Blazing fast 🚀 code completion in NeoVim powered by 🤖 GPT-3.5-Turbo


English | 简体中文

Blazing fast 🚀 code completion in NeoVim!


It's suggested to use packer.nvim to manage NeoVim plugins:

use {
    requires = {
    config = function()
        require'genius'.setup {
            -- This plugin supports many backends, openai backend is the default:
            default_bot = 'openai',
            -- You may obtain an API key from OpenAI as long as you have an account:
            -- Either set the environment variable OPENAI_API_KEY in .bashrc, or set api_key option in the setup here:
            config_openai = {
                api_key = os.getenv("OPENAI_API_KEY"),
            -- Otherwise, you may run DeepSeek-Coder locally instead:
            -- default_bot = 'deepseek',
            -- See sections below for detailed instructions on setting up this model.


In insert mode, hold cursor for 2 seconds (can be changed in setup), and completion will shows up.
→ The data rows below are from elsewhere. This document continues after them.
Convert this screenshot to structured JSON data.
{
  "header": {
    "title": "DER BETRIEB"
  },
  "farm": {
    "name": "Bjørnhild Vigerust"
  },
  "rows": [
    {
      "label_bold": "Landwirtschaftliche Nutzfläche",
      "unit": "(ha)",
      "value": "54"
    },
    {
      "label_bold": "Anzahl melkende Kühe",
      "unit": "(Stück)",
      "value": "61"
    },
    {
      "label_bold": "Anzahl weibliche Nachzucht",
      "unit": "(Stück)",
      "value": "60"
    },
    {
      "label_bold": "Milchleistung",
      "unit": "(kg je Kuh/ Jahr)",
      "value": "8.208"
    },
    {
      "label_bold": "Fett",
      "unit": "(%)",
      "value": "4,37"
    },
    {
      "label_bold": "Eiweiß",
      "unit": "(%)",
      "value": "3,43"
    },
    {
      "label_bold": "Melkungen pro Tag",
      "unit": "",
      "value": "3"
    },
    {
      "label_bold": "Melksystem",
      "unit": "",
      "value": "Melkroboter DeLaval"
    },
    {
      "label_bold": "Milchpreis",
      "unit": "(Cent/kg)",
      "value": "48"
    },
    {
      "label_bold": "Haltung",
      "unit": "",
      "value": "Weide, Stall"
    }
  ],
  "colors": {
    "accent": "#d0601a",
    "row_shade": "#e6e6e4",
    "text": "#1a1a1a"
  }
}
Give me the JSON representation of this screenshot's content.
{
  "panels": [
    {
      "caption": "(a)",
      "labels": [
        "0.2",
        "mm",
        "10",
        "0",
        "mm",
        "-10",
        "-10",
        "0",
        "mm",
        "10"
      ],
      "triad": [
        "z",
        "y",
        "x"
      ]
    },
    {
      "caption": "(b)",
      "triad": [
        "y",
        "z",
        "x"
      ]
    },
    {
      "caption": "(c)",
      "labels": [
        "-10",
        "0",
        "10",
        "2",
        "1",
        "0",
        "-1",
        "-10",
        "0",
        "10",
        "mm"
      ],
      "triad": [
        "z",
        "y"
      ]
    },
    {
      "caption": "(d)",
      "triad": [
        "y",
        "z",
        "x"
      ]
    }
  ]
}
Press <Tab> to accept the completion.

The hold delay can be customized in the setup:

require"genius".setup {
    completion_delay_ms = 2000, -- microseconds before completion triggers, set this to -1 to disable and only allows manual trigger

If the completion didn't shows up in time or you've setup completion_delay_ms = -1, you may press <S-Tab> to manually trigger AI completion in insert mode.

Pressing <End> when cursor at the end of a line in insert mode triggers AI completion too.

Also, use :GeniusChat to enter free chat mode in a popup window.

This plugin mainly focus on code completion, so chat mode is still work in progress.

Tips & Tricks

When completion is visible. You may press:

  • <Tab> to accept the whole completion.
  • <Right> arrow to accept a single word.
  • <Left> arrow to revoke a single word.
  • <End> to accept a whole line.
  • <Home> to revoke a whole line.
  • <S-Tab> to regenerate a new completion.
  • <Del> to dismiss the completion.
  • Continue typing or leaving insert mode will dismiss the rest of the completion.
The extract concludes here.